In Distribution, News

Steve Perlman Not Into Hardware

OnLive CEO Steve Perlman really doesn't want to sell hardware.

OnLive CEO Steve Perlman really doesn’t want to sell hardware.

MARCH 15, 2010 • OnLive chief executive Steve Perlman told Joystiq magazine that he’d prefer not sell hardware for his game streaming service. OnLive will debut this summer via PC and Mac software. The Micro-Console, which is intended to bring the service to televisions, is currently in beta testing. Where TVs are concerned, Perlman would much rather deliver OnLive via cable set-top boxes. “We think the Micro-console is a cool thing, but we’d rather not have any hardware at all,” he said. “The fact that we have to sell a piece of hardware for the TV, if you will, takes us out of our core business.”

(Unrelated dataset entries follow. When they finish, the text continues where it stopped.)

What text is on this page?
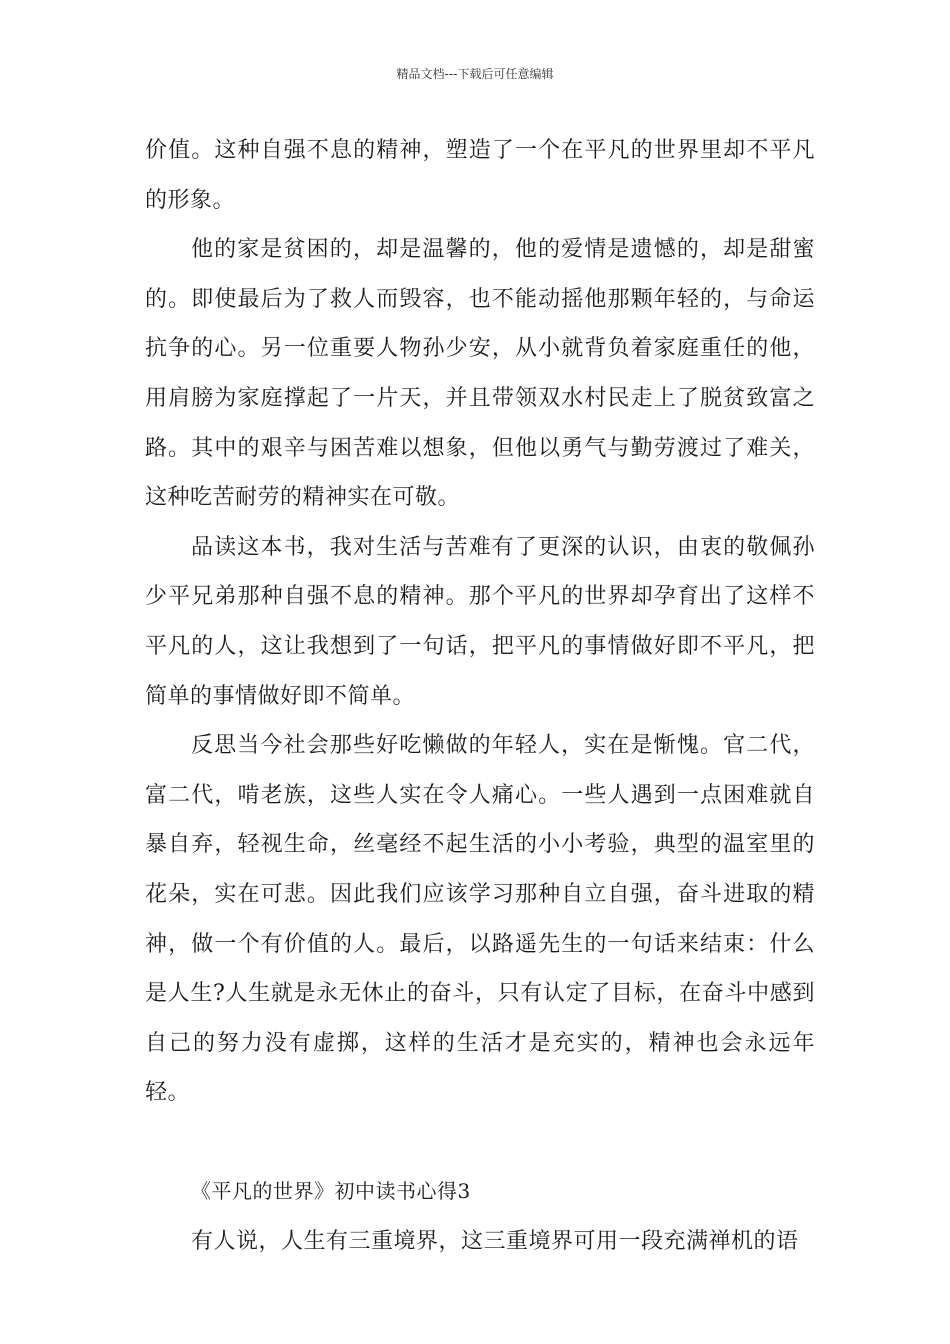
精品文档---下载后可任意编辑

价值。这种自强不息的精神，塑造了一个在平凡的世界里却不平凡的形象。

他的家是贫困的，却是温馨的，他的爱情是遗憾的，却是甜蜜的。即使最后为了救人而毁容，也不能动摇他那颗年轻的，与命运抗争的心。另一位重要人物孙少安，从小就背负着家庭重任的他，用肩膀为家庭撑起了一片天，并且带领双水村民走上了脱贫致富之路。其中的艰辛与困苦难以想象，但他以勇气与勤劳渡过了难关，这种吃苦耐劳的精神实在可敬。

品读这本书，我对生活与苦难有了更深的认识，由衷的敬佩孙少平兄弟那种自强不息的精神。那个平凡的世界却孕育出了这样不平凡的人，这让我想到了一句话，把平凡的事情做好即不平凡，把简单的事情做好即不简单。

反思当今社会那些好吃懒做的年轻人，实在是惭愧。官二代，富二代，啃老族，这些人实在令人痛心。一些人遇到一点困难就自暴自弃，轻视生命，丝毫经不起生活的小小考验，典型的温室里的花朵，实在可悲。因此我们应该学习那种自立自强，奋斗进取的精神，做一个有价值的人。最后，以路遥先生的一句话来结束：什么是人生?人生就是永无休止的奋斗，只有认定了目标，在奋斗中感到自己的努力没有虚掷，这样的生活才是充实的，精神也会永远年轻。

《平凡的世界》初中读书心得3

有人说，人生有三重境界，这三重境界可用一段充满禅机的语
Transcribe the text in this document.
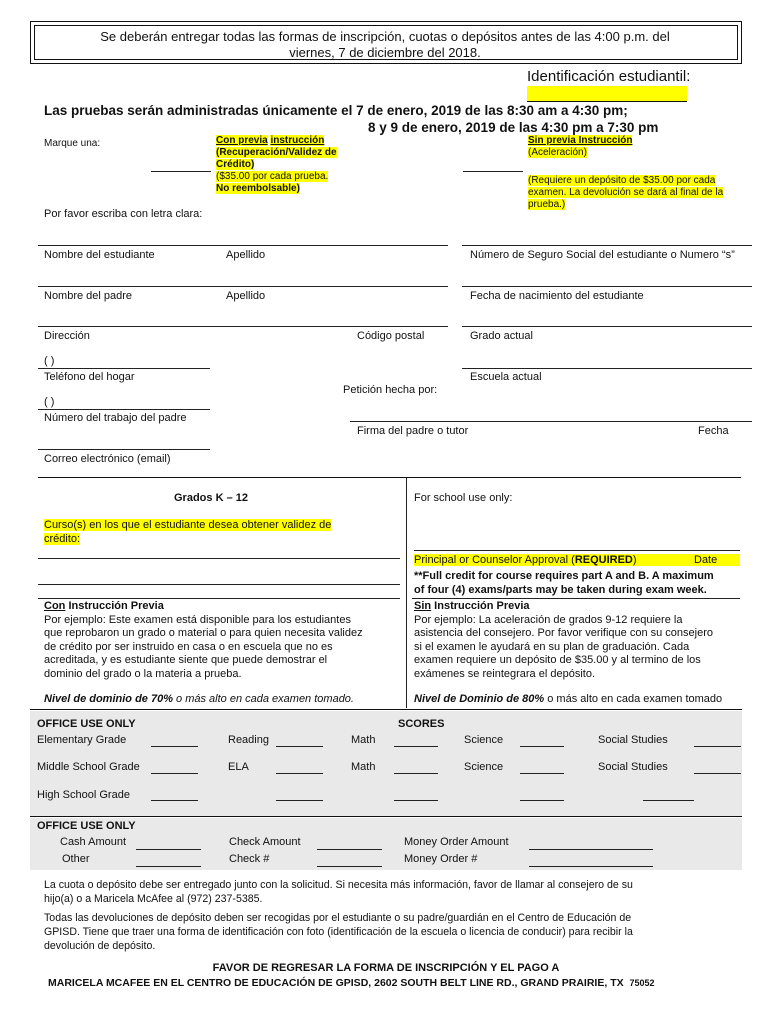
Se deberán entregar todas las formas de inscripción, cuotas o depósitos antes de las 4:00 p.m. del
viernes, 7 de diciembre del 2018.
Identificación estudiantil:
Las pruebas serán administradas únicamente el 7 de enero, 2019 de las 8:30 am a 4:30 pm;
8 y 9 de enero, 2019 de las 4:30 pm a 7:30 pm
Marque una:	Con previa instrucción
(Recuperación/Validez de
Crédito)
($35.00 por cada prueba.
No reembolsable)
Sin previa Instrucción
(Aceleración)

(Requiere un depósito de $35.00 por cada
examen. La devolución se dará al final de la
prueba.)
Por favor escriba con letra clara:
Nombre del estudiante	Apellido	Número de Seguro Social del estudiante o Numero “s”
Nombre del padre	Apellido	Fecha de nacimiento del estudiante
Dirección	Código postal	Grado actual
( )
Teléfono del hogar	Escuela actual
Petición hecha por:
( )
Número del trabajo del padre
Firma del padre o tutor	Fecha
Correo electrónico (email)
Grados K – 12	For school use only:
Curso(s) en los que el estudiante desea obtener validez de
crédito:
Principal or Counselor Approval (REQUIRED)	Date
**Full credit for course requires part A and B. A maximum
of four (4) exams/parts may be taken during exam week.
Con Instrucción Previa
Por ejemplo: Este examen está disponible para los estudiantes
que reprobaron un grado o material o para quien necesita validez
de crédito por ser instruido en casa o en escuela que no es
acreditada, y es estudiante siente que puede demostrar el
dominio del grado o la materia a prueba.
Nivel de dominio de 70% o más alto en cada examen tomado.
Sin Instrucción Previa
Por ejemplo: La aceleración de grados 9-12 requiere la
asistencia del consejero. Por favor verifique con su consejero
si el examen le ayudará en su plan de graduación. Cada
examen requiere un depósito de $35.00 y al termino de los
exámenes se reintegrara el depósito.
Nivel de Dominio de 80% o más alto en cada examen tomado
OFFICE USE ONLY	SCORES
Elementary Grade	Reading	Math	Science	Social Studies
Middle School Grade	ELA	Math	Science	Social Studies
High School Grade
OFFICE USE ONLY
Cash Amount	Check Amount	Money Order Amount
Other	Check #	Money Order #
La cuota o depósito debe ser entregado junto con la solicitud. Si necesita más información, favor de llamar al consejero de su
hijo(a) o a Maricela McAfee al (972) 237-5385.
Todas las devoluciones de depósito deben ser recogidas por el estudiante o su padre/guardián en el Centro de Educación de
GPISD. Tiene que traer una forma de identificación con foto (identificación de la escuela o licencia de conducir) para recibir la
devolución de depósito.
FAVOR DE REGRESAR LA FORMA DE INSCRIPCIÓN Y EL PAGO A
MARICELA MCAFEE EN EL CENTRO DE EDUCACIÓN DE GPISD, 2602 SOUTH BELT LINE RD., GRAND PRAIRIE, TX 75052
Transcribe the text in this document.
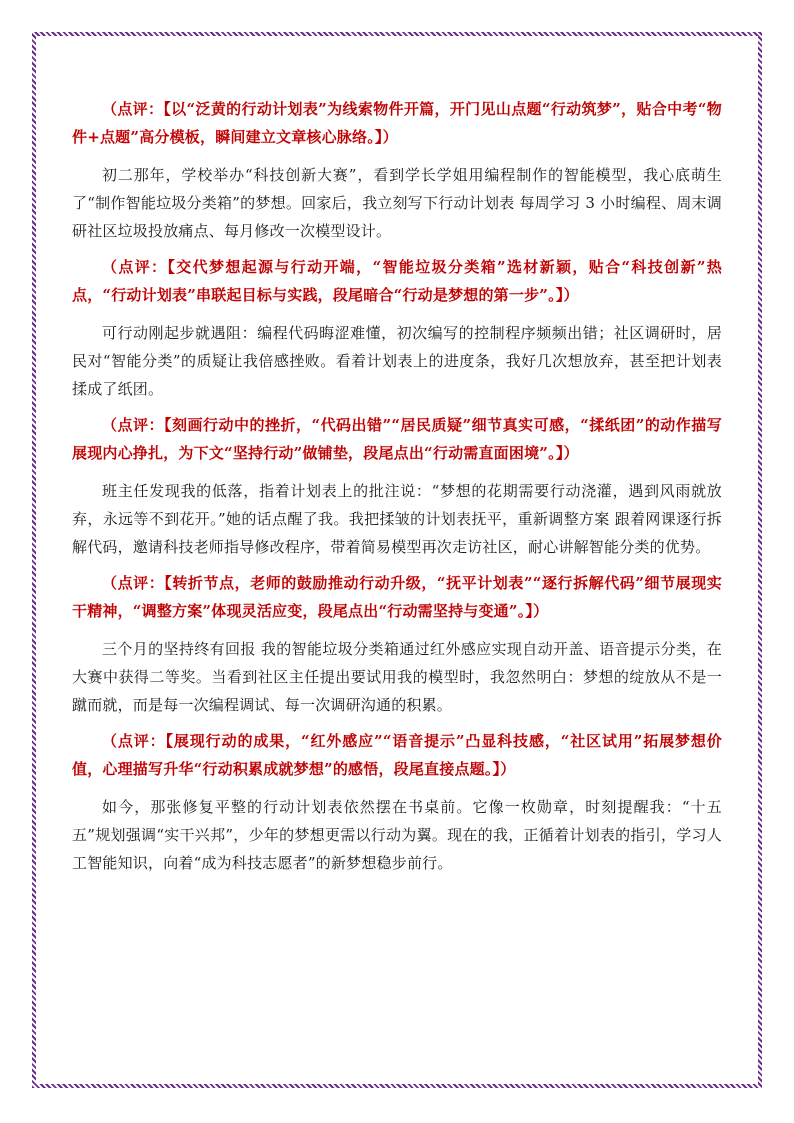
（点评：【以“泛黄的行动计划表”为线索物件开篇，开门见山点题“行动筑梦”，贴合中考“物件+点题”高分模板，瞬间建立文章核心脉络。】）

初二那年，学校举办“科技创新大赛”，看到学长学姐用编程制作的智能模型，我心底萌生了“制作智能垃圾分类箱”的梦想。回家后，我立刻写下行动计划表 每周学习 3 小时编程、周末调研社区垃圾投放痛点、每月修改一次模型设计。

（点评：【交代梦想起源与行动开端，“智能垃圾分类箱”选材新颖，贴合“科技创新”热点，“行动计划表”串联起目标与实践，段尾暗合“行动是梦想的第一步”。】）

可行动刚起步就遇阻：编程代码晦涩难懂，初次编写的控制程序频频出错；社区调研时，居民对“智能分类”的质疑让我倍感挫败。看着计划表上的进度条，我好几次想放弃，甚至把计划表揉成了纸团。

（点评：【刻画行动中的挫折，“代码出错”“居民质疑”细节真实可感，“揉纸团”的动作描写展现内心挣扎，为下文“坚持行动”做铺垫，段尾点出“行动需直面困境”。】）

班主任发现我的低落，指着计划表上的批注说：“梦想的花期需要行动浇灌，遇到风雨就放弃，永远等不到花开。”她的话点醒了我。我把揉皱的计划表抚平，重新调整方案 跟着网课逐行拆解代码，邀请科技老师指导修改程序，带着简易模型再次走访社区，耐心讲解智能分类的优势。

（点评：【转折节点，老师的鼓励推动行动升级，“抚平计划表”“逐行拆解代码”细节展现实干精神，“调整方案”体现灵活应变，段尾点出“行动需坚持与变通”。】）

三个月的坚持终有回报 我的智能垃圾分类箱通过红外感应实现自动开盖、语音提示分类，在大赛中获得二等奖。当看到社区主任提出要试用我的模型时，我忽然明白：梦想的绽放从不是一蹴而就，而是每一次编程调试、每一次调研沟通的积累。

（点评：【展现行动的成果，“红外感应”“语音提示”凸显科技感，“社区试用”拓展梦想价值，心理描写升华“行动积累成就梦想”的感悟，段尾直接点题。】）

如今，那张修复平整的行动计划表依然摆在书桌前。它像一枚勋章，时刻提醒我：“十五五”规划强调“实干兴邦”，少年的梦想更需以行动为翼。现在的我，正循着计划表的指引，学习人工智能知识，向着“成为科技志愿者”的新梦想稳步前行。
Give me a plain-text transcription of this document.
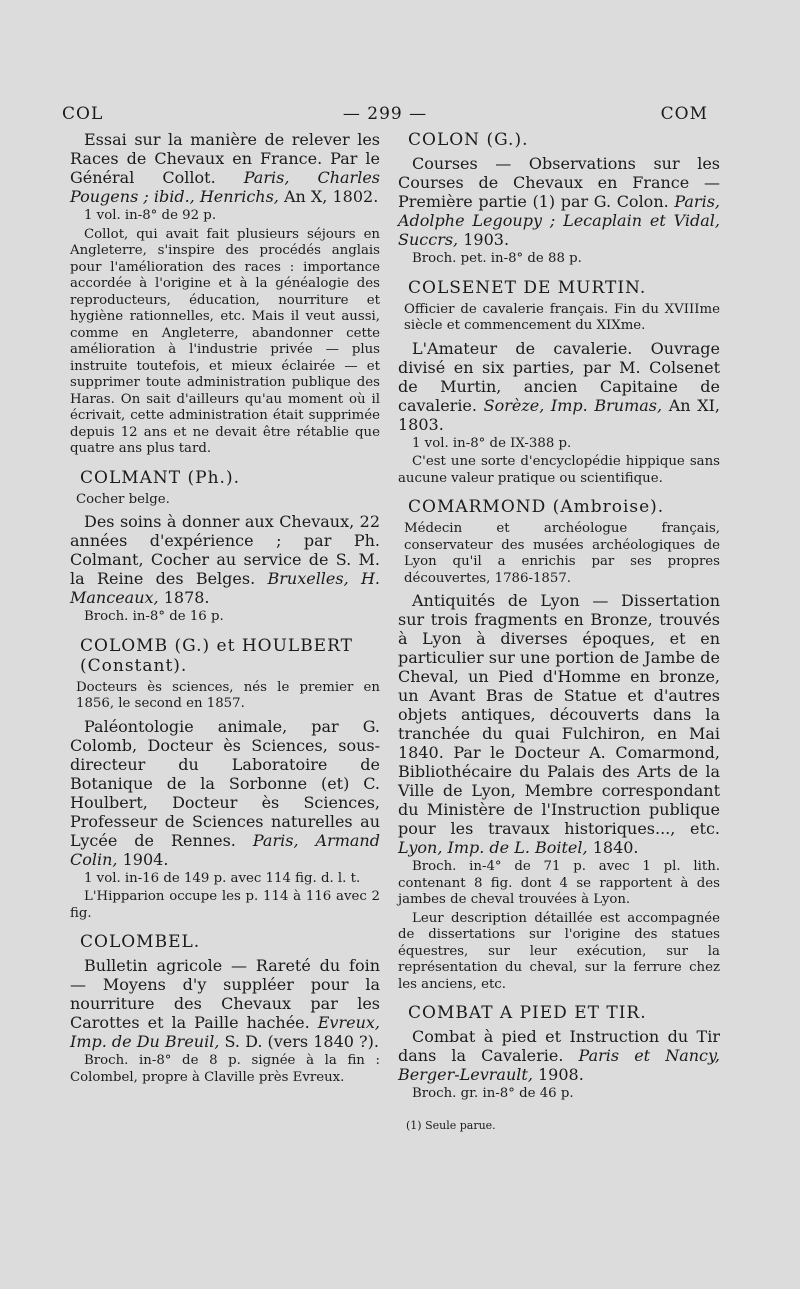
COL	— 299 —	COM

Essai sur la manière de relever les Races de Chevaux en France. Par le Général Collot. Paris, Charles Pougens ; ibid., Henrichs, An X, 1802.

1 vol. in-8° de 92 p.

Collot, qui avait fait plusieurs séjours en Angleterre, s'inspire des procédés anglais pour l'amélioration des races : importance accordée à l'origine et à la généalogie des reproducteurs, éducation, nourriture et hygiène rationnelles, etc. Mais il veut aussi, comme en Angleterre, abandonner cette amélioration à l'industrie privée — plus instruite toutefois, et mieux éclairée — et supprimer toute administration publique des Haras. On sait d'ailleurs qu'au moment où il écrivait, cette administration était supprimée depuis 12 ans et ne devait être rétablie que quatre ans plus tard.

COLMANT (Ph.).
Cocher belge.

Des soins à donner aux Chevaux, 22 années d'expérience ; par Ph. Colmant, Cocher au service de S. M. la Reine des Belges. Bruxelles, H. Manceaux, 1878.

Broch. in-8° de 16 p.

COLOMB (G.) et HOULBERT (Constant).
Docteurs ès sciences, nés le premier en 1856, le second en 1857.

Paléontologie animale, par G. Colomb, Docteur ès Sciences, sous-directeur du Laboratoire de Botanique de la Sorbonne (et) C. Houlbert, Docteur ès Sciences, Professeur de Sciences naturelles au Lycée de Rennes. Paris, Armand Colin, 1904.

1 vol. in-16 de 149 p. avec 114 fig. d. l. t.

L'Hipparion occupe les p. 114 à 116 avec 2 fig.

COLOMBEL.

Bulletin agricole — Rareté du foin — Moyens d'y suppléer pour la nourriture des Chevaux par les Carottes et la Paille hachée. Evreux, Imp. de Du Breuil, S. D. (vers 1840 ?).

Broch. in-8° de 8 p. signée à la fin : Colombel, propre à Claville près Evreux.

COLON (G.).

Courses — Observations sur les Courses de Chevaux en France — Première partie (1) par G. Colon. Paris, Adolphe Legoupy ; Lecaplain et Vidal, Succrs, 1903.

Broch. pet. in-8° de 88 p.

COLSENET DE MURTIN.
Officier de cavalerie français. Fin du XVIIIme siècle et commencement du XIXme.

L'Amateur de cavalerie. Ouvrage divisé en six parties, par M. Colsenet de Murtin, ancien Capitaine de cavalerie. Sorèze, Imp. Brumas, An XI, 1803.

1 vol. in-8° de IX-388 p.

C'est une sorte d'encyclopédie hippique sans aucune valeur pratique ou scientifique.

COMARMOND (Ambroise).
Médecin et archéologue français, conservateur des musées archéologiques de Lyon qu'il a enrichis par ses propres découvertes, 1786-1857.

Antiquités de Lyon — Dissertation sur trois fragments en Bronze, trouvés à Lyon à diverses époques, et en particulier sur une portion de Jambe de Cheval, un Pied d'Homme en bronze, un Avant Bras de Statue et d'autres objets antiques, découverts dans la tranchée du quai Fulchiron, en Mai 1840. Par le Docteur A. Comarmond, Bibliothécaire du Palais des Arts de la Ville de Lyon, Membre correspondant du Ministère de l'Instruction publique pour les travaux historiques..., etc. Lyon, Imp. de L. Boitel, 1840.

Broch. in-4° de 71 p. avec 1 pl. lith. contenant 8 fig. dont 4 se rapportent à des jambes de cheval trouvées à Lyon.

Leur description détaillée est accompagnée de dissertations sur l'origine des statues équestres, sur leur exécution, sur la représentation du cheval, sur la ferrure chez les anciens, etc.

COMBAT A PIED ET TIR.

Combat à pied et Instruction du Tir dans la Cavalerie. Paris et Nancy, Berger-Levrault, 1908.

Broch. gr. in-8° de 46 p.

(1) Seule parue.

Impact: Not having to deal with hardware sales always seems to make good business.  Making someone else take the hardware risk and piggybacking on distribution so that you can sell upgrade the user base on a software service seems to make sense.  Unfortunately, the reality is without a hardware business you lose distribution control and, more importantly for a product like games, you lose the “Wow” factor that hardware provides.  The idea of piggybacking on cable set-top boxes is clearly not a new one.  The problem is it makes one dependent on the notoriously unreliable cable companies, who do not have that much of a vested interest in the success of a game product.